Because there were relatively few Zionists or socialists among them, they disturbed the initial socialist homogeneity of the Jewish community.  They were unsuited to and cared little for agricultural life; most became urban dwellers and private entrepreneurs or professionals.  They functioned within a traditional nuclear family household and on the whole sought to establish in Palestine cultural and educational institutions modeled after familiar European ones.  Their life-style differed markedly from that of the kibbutzim, but there were common denominators in their worldview.  They shared a belief in the importance of continuing the revival of Hebrew as the language of the whole Jewish community and the need to transform itself into a modern state based on Western models.

The opposition on the part of the native Palestinian Arabs to displacement by the Jews meant that they had to be prepared to defend their interests by force.  Although the immigrants of the second and third aliyot were more prominent in the militia groups, those of the fourth and fifth aliyot were active and willing to participate in a wider variety of organizations, which were perceived as being in the best interest of the Jewish community.
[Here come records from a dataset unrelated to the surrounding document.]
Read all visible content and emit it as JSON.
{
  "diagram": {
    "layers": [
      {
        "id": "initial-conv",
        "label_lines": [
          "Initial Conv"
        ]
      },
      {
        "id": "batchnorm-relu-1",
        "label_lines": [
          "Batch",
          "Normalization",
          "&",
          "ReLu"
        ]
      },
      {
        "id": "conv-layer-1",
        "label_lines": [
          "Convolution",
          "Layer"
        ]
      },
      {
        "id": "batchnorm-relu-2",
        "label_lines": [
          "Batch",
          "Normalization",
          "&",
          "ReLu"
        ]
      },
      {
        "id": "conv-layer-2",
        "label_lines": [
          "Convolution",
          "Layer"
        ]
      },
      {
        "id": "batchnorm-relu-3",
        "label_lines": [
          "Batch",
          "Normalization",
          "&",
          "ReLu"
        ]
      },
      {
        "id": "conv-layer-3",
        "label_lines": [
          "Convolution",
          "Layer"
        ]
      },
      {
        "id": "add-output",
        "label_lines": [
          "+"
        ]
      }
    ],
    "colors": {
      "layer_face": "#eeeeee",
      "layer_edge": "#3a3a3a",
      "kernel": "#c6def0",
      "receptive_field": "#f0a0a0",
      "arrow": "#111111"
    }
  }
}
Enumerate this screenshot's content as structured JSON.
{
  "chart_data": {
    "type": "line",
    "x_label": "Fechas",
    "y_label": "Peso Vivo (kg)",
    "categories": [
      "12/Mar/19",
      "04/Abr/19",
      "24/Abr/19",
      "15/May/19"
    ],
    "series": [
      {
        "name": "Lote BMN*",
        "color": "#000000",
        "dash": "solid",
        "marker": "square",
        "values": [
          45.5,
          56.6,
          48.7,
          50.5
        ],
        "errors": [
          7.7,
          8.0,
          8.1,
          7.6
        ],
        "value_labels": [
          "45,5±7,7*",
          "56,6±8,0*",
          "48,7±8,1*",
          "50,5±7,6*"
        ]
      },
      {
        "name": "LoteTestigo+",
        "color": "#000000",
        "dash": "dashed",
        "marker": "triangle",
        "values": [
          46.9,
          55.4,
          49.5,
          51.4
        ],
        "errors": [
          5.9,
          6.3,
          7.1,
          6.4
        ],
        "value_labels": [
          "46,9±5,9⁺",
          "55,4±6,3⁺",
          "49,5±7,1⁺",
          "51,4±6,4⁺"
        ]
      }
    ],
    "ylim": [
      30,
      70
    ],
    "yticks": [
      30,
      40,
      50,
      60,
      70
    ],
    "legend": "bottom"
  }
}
Their unique contributions included the beginning of a diversified economy and the establishment of prototypes for the future state's cultural and educational institutions.

It all ended with the beginning of World War II and the 1939 White paper, which closed Palestine from further immigration.  At the time there were 450,000 Jews in Palestine.  Most Jews were unable to leave Europe between 1940-1945.  The nearly 45,000 who did leave Europe reached Palestine only to be turned back by the British, who denied entrance to Jews up to the creation of the state of Israel in May 1948.

Since its creation, Israel has become the most popular destination of Jewish intercontinental migrants.  Between May 1948-1951, 650-700,000 Jews went there.  During the 1960's immigrations slowed down considerably, but by 1968 (after 20 years of statehood) the population was 2.7 million.

"No other state in history had more than trebled its population in 20 years."[1]

"After World War II, "The exodus of Jews from Europe, of which I was an eye witness, is the greatest in the history of the Jewish people, greater than the migration of the past out of Egypt and Spain."[2]


[1] Abba Eban.

[2]I.F. Stone, Underground to Palestine, p. 221.